Dirs: Jean-Pierre & Luc Dardenne. Belg-Fr-Italy. 105mins.
Fake marriages undertaken to get Belgian citizenship are the subject of the Dardenne brothers’ latest drama, which starts as rivetingly as any of their films and then, an hour in, spins into an unexpected and unsatisfying direction. Set in the city of Liege, a far less gloomy location than the industrial grime of their hometown Seraing, the film will disappoint fans of their last few films, notably L’Enfant which won the Palme d’Or in 2005 and was a strong arthouse seller around the world.
The Dardenne name will guarantee a certain profile for Lorna’s Silence but critical response will be more varied than usual, a factor which could make it hard for distributors to find audiences for a film which is already challenged by the tough subject matter and two-language soundtrack.
The subject of migration throughout Europe has been a fixture in festival schedules for some years now, with auteurs from Ken Loach to Fatih Akin to Lukas Moodysson tackling the plight of immigrants in recent films. The Dardennes themselves addressed the exploitation of illegal immigrants to Belgium in La Promesse in 1996.
Here Lorna (Dobroshi) is a young Albanian woman living in Belgium who has just secured her citizenship from a sham marriage with a strung-out junkie called Claudy (Renier). Local mobster Fabio (Rongione), who engineered the marriage and paid Claudy for his part in the deal, is planning to kill Claudy in a staged overdose so Lorna can marry a Russian Mafioso who wants his citizenship in a hurry and will pay highly for it.
Lorna’s Albanian boyfriend Sokol (Ukaj) spends most of his time on jobs for hire around Europe and the two of them are saving all their funds with a view to opening a snack bar together in Liege.
Despite all this exposition, the heart of the first hour is a growing affection between Lorna and Claudy, who has decided to go cold turkey and begs her for help and affection. She reluctantly gets him to hospital and persuades a skeptical Fabio that, if she gets a quickie divorce from Claudy, his death will be unnecessary and she can marry the Russian regardless. Meanwhile, she convinces Claudy that if they make it look like he is beating her up, she will be granted a quickie divorce.

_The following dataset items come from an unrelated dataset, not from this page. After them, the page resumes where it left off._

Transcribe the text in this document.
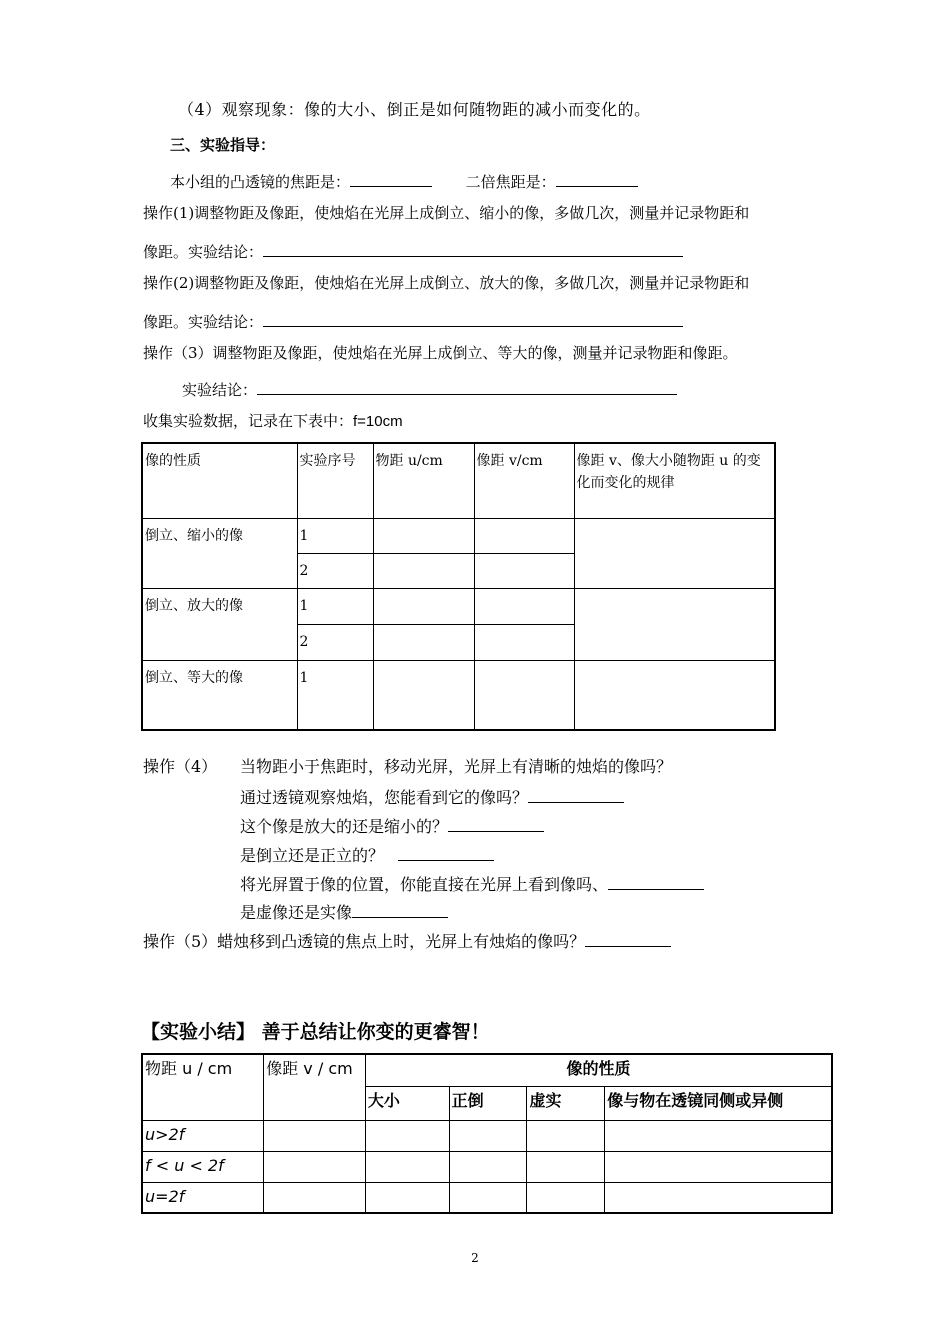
（4）观察现象：像的大小、倒正是如何随物距的减小而变化的。
三、实验指导：
本小组的凸透镜的焦距是：	二倍焦距是：
操作(1)调整物距及像距，使烛焰在光屏上成倒立、缩小的像，多做几次，测量并记录物距和
像距。实验结论：
操作(2)调整物距及像距，使烛焰在光屏上成倒立、放大的像，多做几次，测量并记录物距和
像距。实验结论：
操作（3）调整物距及像距，使烛焰在光屏上成倒立、等大的像，测量并记录物距和像距。
实验结论：
收集实验数据，记录在下表中：f=10cm
像的性质	实验序号	物距 u/cm	像距 v/cm	像距 v、像大小随物距 u 的变化而变化的规律
倒立、缩小的像	1			
	2			
倒立、放大的像	1			
	2			
倒立、等大的像	1			
操作（4） 当物距小于焦距时，移动光屏，光屏上有清晰的烛焰的像吗？
通过透镜观察烛焰，您能看到它的像吗？
这个像是放大的还是缩小的？
是倒立还是正立的？
将光屏置于像的位置，你能直接在光屏上看到像吗、
是虚像还是实像
操作（5）蜡烛移到凸透镜的焦点上时，光屏上有烛焰的像吗？
【实验小结】 善于总结让你变的更睿智！
物距 u / cm	像距 v / cm	像的性质			
		大小	正倒	虚实	像与物在透镜同侧或异侧
u>2f					
f < u < 2f					
u=2f					
2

Sure enough, the divorce comes through, but when the lovelorn Claudy finds out, he threatens to start using again and the two have sex. The following morning, he buys a bicycle and she runs alongside him, happy in a newfound trust.
This first hour is classic Dardenne, slowly feeding us information about Lorna’s situation and building up another of the classic human dilemmas of which their films are composed with neorealist honesty and telling details.
But in the very next scene, the brothers skip forward in time - a sudden and shocking temporal shift which is deliberate on the part of the film-makers and effectively serves to explain Lorna’s resulting mental decline. But it also kicks off a convoluted second half in which her behaviour becomes increasingly erratic, which is disengaging and distracting for an audience.
Needless to say, the acting is fine. Kosovo-born Dobroshi is luminous in a largely silent performance as the crumbling Lorna, and Dardenne regular Renier is always compelling. Other Dardenne favourites also appear including Oliver Gourmet in a cameo as a cop questioning Lorna after Claudy’s death and Morgan Marinne as Fabio’s surly sidekick.